La question identitaire, est souvent mal comprise. Elle se décline en fait de deux manières.


Il s’agit d’abord de défendre le minimum vital pour le Québec, qui n’est pas qu’un territoire administratif sans identité culturelle, sans profondeur historique. Le Québec n’est pas habité par une population anonyme mais par un peuple qui a son caractère national, ses particularités historiques. En un mot, le Québec est une nation. Et il se trouve qu’en Amérique du Nord, les Québécois seront toujours minoritaires et ils devront faire de la défense de leur identité culturelle une part importante de leur vie politique. Un homme politique inconscient n'est pas à la hauteur des fonctions qu'il aspire à occuper. Faut-il ajouter que quiconque parle de l’identité québécoise sans parler de la majorité francophone fait des phrases creuses?


Il s’agit aussi de défendre l’identité québécoise dans un Canada soumis au multiculturalisme d’État et dans une époque marquée par une mondialisation qui pousse les peuples à l’indifférenciation, à la dépersonnalisation culturelle. D’ailleurs, aucune société n’échappe à la question identitaire, même si les idéologues du multiculturalisme y voient une tentation régressive, commandée par la xénophobie et la «peur de l’autre». Comme si le droit de conserver son identité historique pour un peuple était abject. Comme si la volonté de définir politiquement le cadre de la vie collective était une dérive antidémocratique. On cherche aujourd'hui à faire passer l'attachement d'un peuple à son identité et son histoire pour une inquiétante dérive qui justifierait la mise sous tutelle du peuple par le gouvernement des juges.


Analysons la chose froidement, à la lumière des calculs électoraux des uns et des autres : assisterons-nous à un retour aux années 2006-2007, lorsqu’au moment de la crise des accommodements raisonnables, le PQ d’André Boisclair, dévasté par la mauvaise conscience post-référendaire, ne pratiquait plus qu'un nationalisme aseptisé, inhibé par la rectitude politique, trudeauisé de l’intérieur, alors que l'ADQ entreprenait une critique franche de l'idéologie des accommodements raisonnables? On se rappelle du résultat : l’ADQ avait déclassé le PQ et ce dernier avec justement du renouer avec l’identité nationale qu’il avait abandonné pour renouer avec de grands pans de l’électorat nationaliste (j’ai analysé cette petite époque dans mon premier ouvrage, La dénationalisation tranquille, paru en 2007).

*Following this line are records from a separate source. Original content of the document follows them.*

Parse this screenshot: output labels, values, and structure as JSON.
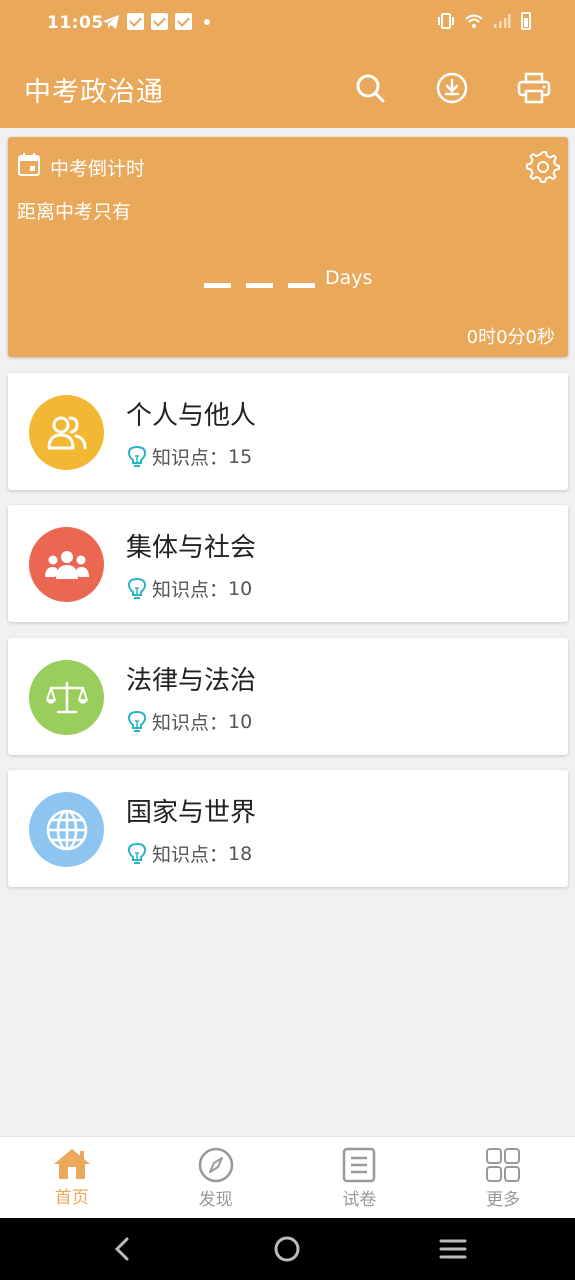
{
  "status": {
    "time": "11:05",
    "left_icons": [
      "telegram-icon",
      "notification-icon",
      "notification-icon",
      "notification-icon",
      "dot-icon"
    ],
    "right_icons": [
      "vibrate-icon",
      "wifi-icon",
      "signal-icon",
      "battery-icon"
    ]
  },
  "app_bar": {
    "title": "中考政治通",
    "actions": [
      "search-icon",
      "download-icon",
      "print-icon"
    ]
  },
  "countdown": {
    "title": "中考倒计时",
    "subtitle": "距离中考只有",
    "days_unit": "Days",
    "time_remaining": "0时0分0秒"
  },
  "cards": [
    {
      "title": "个人与他人",
      "meta_label": "知识点：",
      "count": "15",
      "icon": "people-icon",
      "color": "#f2b733"
    },
    {
      "title": "集体与社会",
      "meta_label": "知识点：",
      "count": "10",
      "icon": "group-icon",
      "color": "#ec6752"
    },
    {
      "title": "法律与法治",
      "meta_label": "知识点：",
      "count": "10",
      "icon": "scale-icon",
      "color": "#99cd5c"
    },
    {
      "title": "国家与世界",
      "meta_label": "知识点：",
      "count": "18",
      "icon": "globe-icon",
      "color": "#8ec5f0"
    }
  ],
  "bottom_nav": [
    {
      "label": "首页",
      "icon": "home-icon",
      "active": true
    },
    {
      "label": "发现",
      "icon": "compass-icon",
      "active": false
    },
    {
      "label": "试卷",
      "icon": "document-icon",
      "active": false
    },
    {
      "label": "更多",
      "icon": "grid-icon",
      "active": false
    }
  ],
  "colors": {
    "primary": "#e9a85a",
    "accent_bulb": "#2bb3c8",
    "inactive": "#999999"
  }
}
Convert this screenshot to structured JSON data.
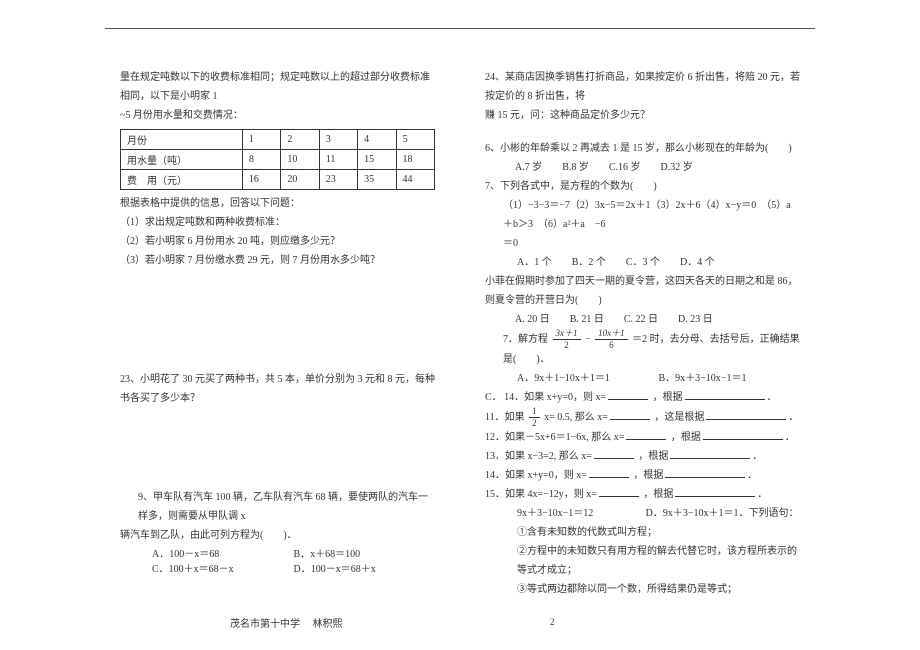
{
  "meta": {
    "footer_school": "茂名市第十中学",
    "footer_teacher": "林积熙",
    "page_num": "2"
  },
  "chart_data": {
    "type": "table",
    "title": "月份用水量与费用",
    "columns": [
      "月份",
      "1",
      "2",
      "3",
      "4",
      "5"
    ],
    "rows": [
      [
        "用水量（吨）",
        "8",
        "10",
        "11",
        "15",
        "18"
      ],
      [
        "费　用（元）",
        "16",
        "20",
        "23",
        "35",
        "44"
      ]
    ]
  },
  "left": {
    "intro1": "量在规定吨数以下的收费标准相同；规定吨数以上的超过部分收费标准相同，以下是小明家 1",
    "intro2": "~5 月份用水量和交费情况：",
    "th_month": "月份",
    "th_1": "1",
    "th_2": "2",
    "th_3": "3",
    "th_4": "4",
    "th_5": "5",
    "r1c0": "用水量（吨）",
    "r1c1": "8",
    "r1c2": "10",
    "r1c3": "11",
    "r1c4": "15",
    "r1c5": "18",
    "r2c0": "费　用（元）",
    "r2c1": "16",
    "r2c2": "20",
    "r2c3": "23",
    "r2c4": "35",
    "r2c5": "44",
    "afterTable": "根据表格中提供的信息，回答以下问题：",
    "q_a": "（1）求出规定吨数和两种收费标准：",
    "q_b": "（2）若小明家 6 月份用水 20 吨，则应缴多少元？",
    "q_c": "（3）若小明家 7 月份缴水费 29 元，则 7 月份用水多少吨？",
    "q23": "23、小明花了 30 元买了两种书，共 5 本，单价分别为 3 元和 8 元，每种书各买了多少本？",
    "q9_a": "9、甲车队有汽车 100 辆，乙车队有汽车 68 辆，要使两队的汽车一样多，则需要从甲队调 x",
    "q9_b": "辆汽车到乙队，由此可列方程为(　　)．",
    "q9_A": "A．100－x＝68",
    "q9_B": "B．x＋68＝100",
    "q9_C": "C．100＋x＝68－x",
    "q9_D": "D．100－x＝68＋x"
  },
  "right": {
    "q24_a": "24、某商店因换季销售打折商品，如果按定价 6 折出售，将赔 20 元，若按定价的 8 折出售，将",
    "q24_b": "赚 15 元，问：这种商品定价多少元？",
    "q6": "6、小彬的年龄乘以 2 再减去 1 是 15 岁，那么小彬现在的年龄为(　　)",
    "q6_opts": "A.7 岁　　B.8 岁　　C.16 岁　　D.32 岁",
    "q7": "7、下列各式中，是方程的个数为(　　)",
    "q7_line": "（1）−3−3＝−7（2）3x−5＝2x＋1（3）2x＋6（4）x−y＝0　（5）a＋b＞3　（6）a²＋a　−6",
    "q7_eq0": "＝0",
    "q7_opts": "A．1 个　　B．2 个　　C．3 个　　D．4 个",
    "qfei": "小菲在假期时参加了四天一期的夏令营，这四天各天的日期之和是 86，则夏令营的开营日为(　　)",
    "qfei_opts": "A. 20 日　　B. 21 日　　C. 22 日　　D. 23 日",
    "q7b_prefix": "7．解方程",
    "q7b_num1": "3x＋1",
    "q7b_den1": "2",
    "q7b_mid": "−",
    "q7b_num2": "10x＋1",
    "q7b_den2": "6",
    "q7b_suffix": "＝2 时，去分母、去括号后，正确结果是(　　)．",
    "q7b_A": "A．9x＋1−10x＋1＝1",
    "q7b_B": "B．9x＋3−10x−1＝1",
    "q7b_C_prefix": "C．",
    "q14": "14．如果 x+y=0，则 x=",
    "q14_mid": "，根据",
    "q14_end": "．",
    "q11_prefix": "11．如果",
    "q11_num": "1",
    "q11_den": "2",
    "q11_mid": "x= 0.5, 那么 x=",
    "q11_mid2": "，这是根据",
    "q12": "12．如果－5x+6＝1−6x, 那么 x=",
    "q12_mid": "，根据",
    "q13": "13．如果 x−3=2, 那么 x=",
    "q13_mid": "，根据",
    "q14b": "14．如果 x+y=0，则 x=",
    "q14b_mid": "，根据",
    "q15": "15．如果 4x=−12y，则 x=",
    "q15_mid": "，根据",
    "line_eq": "9x＋3−10x−1＝12",
    "line_eq_d": "D．9x＋3−10x＋1＝1．下列语句：",
    "s1": "①含有未知数的代数式叫方程；",
    "s2": "②方程中的未知数只有用方程的解去代替它时，该方程所表示的等式才成立；",
    "s3": "③等式两边都除以同一个数，所得结果仍是等式；"
  }
}
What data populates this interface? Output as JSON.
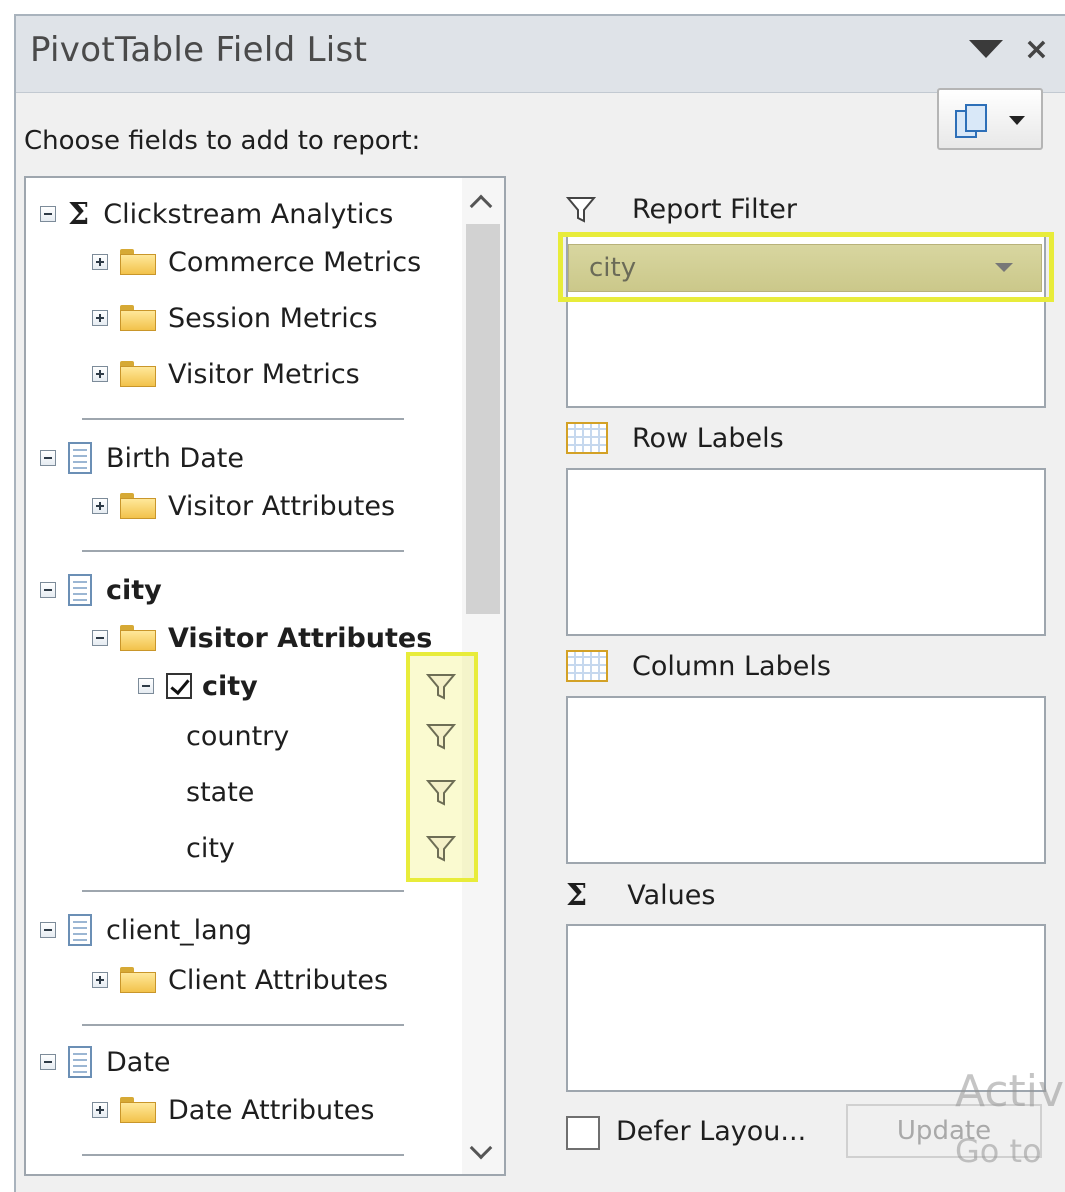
{
  "panel": {
    "title": "PivotTable Field List",
    "dropdown_icon": "triangle-down-icon",
    "close_label": "×"
  },
  "choose_label": "Choose fields to add to report:",
  "field_tree": {
    "clickstream": {
      "label": "Clickstream Analytics",
      "children": [
        "Commerce Metrics",
        "Session Metrics",
        "Visitor Metrics"
      ]
    },
    "birth_date": {
      "label": "Birth Date",
      "children": [
        "Visitor Attributes"
      ]
    },
    "city_dim": {
      "label": "city",
      "folder": "Visitor Attributes",
      "hierarchy": "city",
      "levels": [
        "country",
        "state",
        "city"
      ]
    },
    "client_lang": {
      "label": "client_lang",
      "children": [
        "Client Attributes"
      ]
    },
    "date": {
      "label": "Date",
      "children": [
        "Date Attributes"
      ]
    }
  },
  "areas": {
    "report_filter": {
      "label": "Report Filter",
      "chip": "city"
    },
    "row_labels": {
      "label": "Row Labels"
    },
    "column_labels": {
      "label": "Column Labels"
    },
    "values": {
      "label": "Values"
    }
  },
  "defer_label": "Defer Layou...",
  "update_label": "Update",
  "watermark": {
    "line1": "Activ",
    "line2": "Go to"
  },
  "colors": {
    "highlight": "#e8ec3a",
    "title_bg": "#dfe3e8"
  }
}
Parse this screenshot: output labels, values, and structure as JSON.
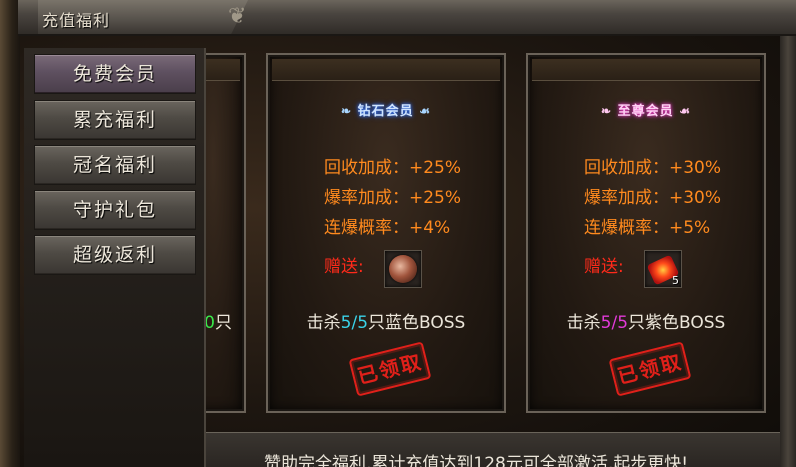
{
  "window": {
    "title": "充值福利"
  },
  "menu": {
    "items": [
      {
        "label": "免费会员",
        "active": true
      },
      {
        "label": "累充福利",
        "active": false
      },
      {
        "label": "冠名福利",
        "active": false
      },
      {
        "label": "守护礼包",
        "active": false
      },
      {
        "label": "超级返利",
        "active": false
      }
    ]
  },
  "partial_card": {
    "kill_count": "0",
    "kill_suffix": "只"
  },
  "cards": [
    {
      "title": "钻石会员",
      "stats": [
        {
          "label": "回收加成：",
          "value": "+25%"
        },
        {
          "label": "爆率加成：",
          "value": "+25%"
        },
        {
          "label": "连爆概率：",
          "value": "+4%"
        }
      ],
      "gift_label": "赠送:",
      "gift_icon": "orb-icon",
      "gift_count": "",
      "kill_prefix": "击杀",
      "kill_progress": "5/5",
      "kill_suffix": "只蓝色BOSS",
      "status": "已领取"
    },
    {
      "title": "至尊会员",
      "stats": [
        {
          "label": "回收加成：",
          "value": "+30%"
        },
        {
          "label": "爆率加成：",
          "value": "+30%"
        },
        {
          "label": "连爆概率：",
          "value": "+5%"
        }
      ],
      "gift_label": "赠送:",
      "gift_icon": "red-scroll-icon",
      "gift_count": "5",
      "kill_prefix": "击杀",
      "kill_progress": "5/5",
      "kill_suffix": "只紫色BOSS",
      "status": "已领取"
    }
  ],
  "footer": {
    "text": "赞助完全福利,累计充值达到128元可全部激活,起步更快!"
  },
  "colors": {
    "stat_orange": "#ff8a1e",
    "gift_red": "#ff2a1a",
    "progress_blue": "#3ad2e8",
    "progress_purple": "#e23ad8",
    "stamp_red": "#e0201a"
  }
}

Les récents résultats dans Richelieu confirment que les deux partis sont dans un conflit ouvert pour gagner l’électorat francophone. C’était aussi la leçon qu’on pouvait retenir des élections d’avril 2014. L’épuisement historique du souverainisme et du cycle politique enclenché avec la Révolution tranquille (avec sa polarisation de la vie politique entre souverainistes et fédéralistes) crée les conditions du remplacement possible du PQ par une nouvelle formation nationaliste de centre-droit qui chercherait à redonner vie à une forme d’autonomisme post-souverainiste (j’ai analysé cette question dans mon livre Fin de cycle, paru au début 2012). François Legault avait d’ailleurs annoncé son intention d’occuper ce créneau politique au lendemain des dernières élections.


Évidemment, il faut voir si le nationalisme de la CAQ ira au-delà des mots. On verra si la CAQ est capable de donner un contenu à son renouveau nationaliste. Elle entend poser les bases d’une politique d’intégration plus musclée. Le détail des mesures reste à voir. Osera-t-elle remettre en question, toutefois, les seuils d’immigration exagérément élevé qui sont actuellement ceux du Québec? Et comment se positionnera-t-elle cette fois dans le dossier de la laïcité, dont Philippe Couillard annonce plus tôt que tard le retour à l’avant-scène. On a beau dire que le PQ aurait pu faire un compromis avec la CAQ il y a un an autour de la Charte des valeurs, mais la CAQ elle-même, sur la question linguistique, par exemple, a témoigné d’une terrifiante faiblesse.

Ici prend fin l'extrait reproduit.